Along with the California Association of Teachers, the union’s complaint asks that the “show cause” sanction be removed because the commission violated federal and state laws, and its own policies, when it imposed the sanction on City College.

Burick is afraid that under the accreditation standards the school won’t serve the philosophy and values that have always differentiated the college from others.

“I have always been proud to work at City College because we are here for people who couldn’t afford it,” Burick said, as she teared up.

Burick thinks that private interests are trying to impose a model onto City College that would only accommodate people who can afford to be full-time students.

Family obligations, work schedules and cost of attendance can be barriers for students who might otherwise chose to attend school full time.  For this reason, she is also worried that the result will lead students to take on more debt to be able to go to school.

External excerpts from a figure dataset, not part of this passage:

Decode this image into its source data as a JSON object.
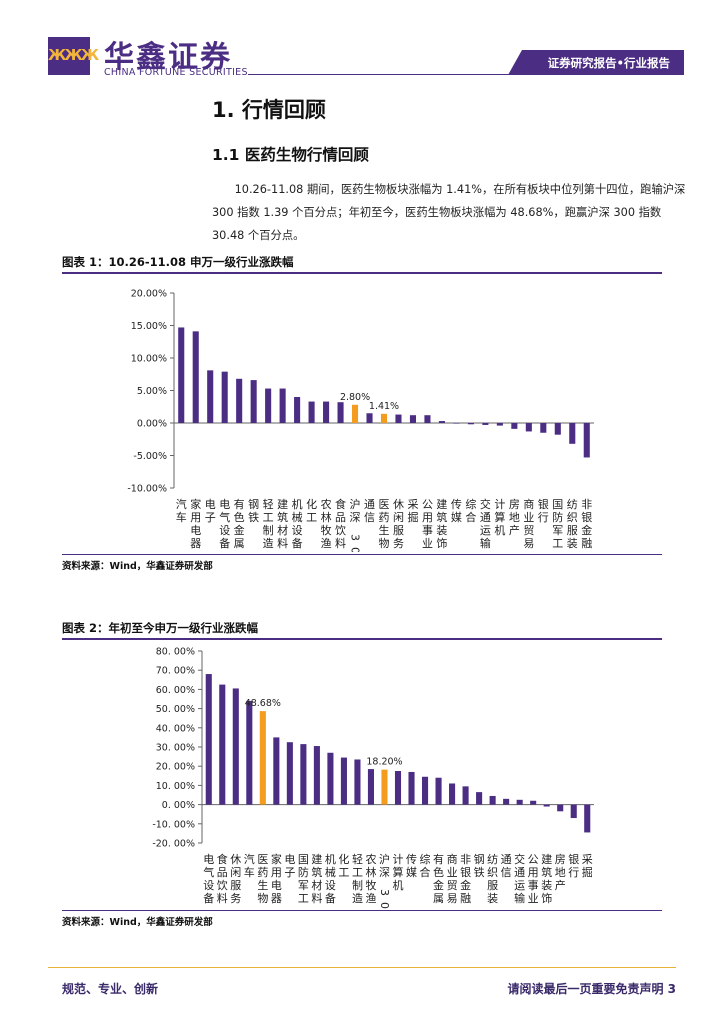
{
  "header": {
    "logo_mark": "ЖЖЖ",
    "company_cn": "华鑫证券",
    "company_en": "CHINA FORTUNE SECURITIES",
    "banner": "证券研究报告•行业报告"
  },
  "section": {
    "h1": "1. 行情回顾",
    "h2": "1.1 医药生物行情回顾",
    "paragraph": "10.26-11.08 期间，医药生物板块涨幅为 1.41%，在所有板块中位列第十四位，跑输沪深 300 指数 1.39 个百分点；年初至今，医药生物板块涨幅为 48.68%，跑赢沪深 300 指数 30.48 个百分点。"
  },
  "figures": [
    {
      "title": "图表 1：10.26-11.08 申万一级行业涨跌幅",
      "source": "资料来源：Wind，华鑫证券研发部"
    },
    {
      "title": "图表 2：年初至今申万一级行业涨跌幅",
      "source": "资料来源：Wind，华鑫证券研发部"
    }
  ],
  "chart_data": [
    {
      "type": "bar",
      "categories": [
        "汽车",
        "家用电器",
        "电子",
        "电气设备",
        "有色金属",
        "钢铁",
        "轻工制造",
        "建筑材料",
        "机械设备",
        "化工",
        "农林牧渔",
        "食品饮料",
        "沪深300",
        "通信",
        "医药生物",
        "休闲服务",
        "采掘",
        "公用事业",
        "建筑装饰",
        "传媒",
        "综合",
        "交通运输",
        "计算机",
        "房地产",
        "商业贸易",
        "银行",
        "国防军工",
        "纺织服装",
        "非银金融"
      ],
      "values": [
        14.7,
        14.1,
        8.1,
        7.9,
        6.8,
        6.6,
        5.3,
        5.3,
        4.0,
        3.3,
        3.3,
        3.2,
        2.8,
        1.5,
        1.41,
        1.3,
        1.2,
        1.2,
        0.3,
        0.0,
        -0.2,
        -0.3,
        -0.4,
        -0.9,
        -1.3,
        -1.5,
        -1.8,
        -3.2,
        -5.3
      ],
      "highlight": [
        "沪深300",
        "医药生物"
      ],
      "data_labels": [
        {
          "category": "沪深300",
          "text": "2.80%"
        },
        {
          "category": "医药生物",
          "text": "1.41%"
        }
      ],
      "ylim": [
        -10,
        20
      ],
      "yticks": [
        "20.00%",
        "15.00%",
        "10.00%",
        "5.00%",
        "0.00%",
        "-5.00%",
        "-10.00%"
      ],
      "colors": {
        "bar": "#4b2e84",
        "highlight": "#f39c1e"
      },
      "title": "",
      "xlabel": "",
      "ylabel": ""
    },
    {
      "type": "bar",
      "categories": [
        "电气设备",
        "食品饮料",
        "休闲服务",
        "汽车",
        "医药生物",
        "家用电器",
        "电子",
        "国防军工",
        "建筑材料",
        "机械设备",
        "化工",
        "轻工制造",
        "农林牧渔",
        "沪深300",
        "计算机",
        "传媒",
        "综合",
        "有色金属",
        "商业贸易",
        "非银金融",
        "钢铁",
        "纺织服装",
        "通信",
        "交通运输",
        "公用事业",
        "建筑装饰",
        "房地产",
        "银行",
        "采掘"
      ],
      "values": [
        68.0,
        62.5,
        60.5,
        54.0,
        48.68,
        35.0,
        32.5,
        31.5,
        30.5,
        27.0,
        24.5,
        23.5,
        18.5,
        18.2,
        17.5,
        17.0,
        14.5,
        14.0,
        11.0,
        9.5,
        6.5,
        4.5,
        3.0,
        2.5,
        2.0,
        -1.0,
        -3.5,
        -7.0,
        -14.5
      ],
      "highlight": [
        "医药生物",
        "沪深300"
      ],
      "data_labels": [
        {
          "category": "医药生物",
          "text": "48.68%"
        },
        {
          "category": "沪深300",
          "text": "18.20%"
        }
      ],
      "ylim": [
        -20,
        80
      ],
      "yticks": [
        "80. 00%",
        "70. 00%",
        "60. 00%",
        "50. 00%",
        "40. 00%",
        "30. 00%",
        "20. 00%",
        "10. 00%",
        "0. 00%",
        "-10. 00%",
        "-20. 00%"
      ],
      "colors": {
        "bar": "#4b2e84",
        "highlight": "#f39c1e"
      },
      "title": "",
      "xlabel": "",
      "ylabel": ""
    }
  ],
  "footer": {
    "left": "规范、专业、创新",
    "right": "请阅读最后一页重要免责声明 3"
  }
}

“From my perspective they are trying to make higher education a commodity the same way that health care has been made a commodity,” Burick said. “Education in a democracy is a human right. I mean, you can’t have a democracy without a well-educated public.”

Health care is the second concern she has.

Burick teaches five two-unit classes, which she must maintain under the current policies to keep her health benefits. Losing that benefit would have a big impact on her life as she is now waiting to get a second cataract surgery done. The cost would be around $11,000.

“I hope I won’t lose my benefits before that happens,” Burick said. “Hopefully I won’t lose them at all.”

The alternatives are limited, if available at all, but she has faith in the work of the union to keep health benefits for part-timers.

Burick is surely not the only one affected by budget cuts.

In December, many part time instructors were laid off, including two dozen instructors just in the English as Second Language Department, according to the union newsletter.

Despite anticipating that some layoffs were likely, the pink slips were still devastating for some people. ESL instructor Danny Halford must wait to see if he can be rehired in the fall.

“There was no surprise. I knew it was coming,” Halford said in an interview published in the union newsletter. Halford still felt melancholy on the first day of spring semester in January and realized “I have nowhere to go, and nobody needs me.”

Li Miao Lovett is a counselor for the Child Development and Biotechnology departments and edits the union newsletter. She has watched her colleagues, including some of whom have been working at the college for decades, suffer through the recent layoffs.

“It is still a precarious situation,” Lovett said. “I wish we will reinvest in our people because if you don’t have the people, you don’t have a college.”

The Accrediting Commission is expected to announce its decision in July.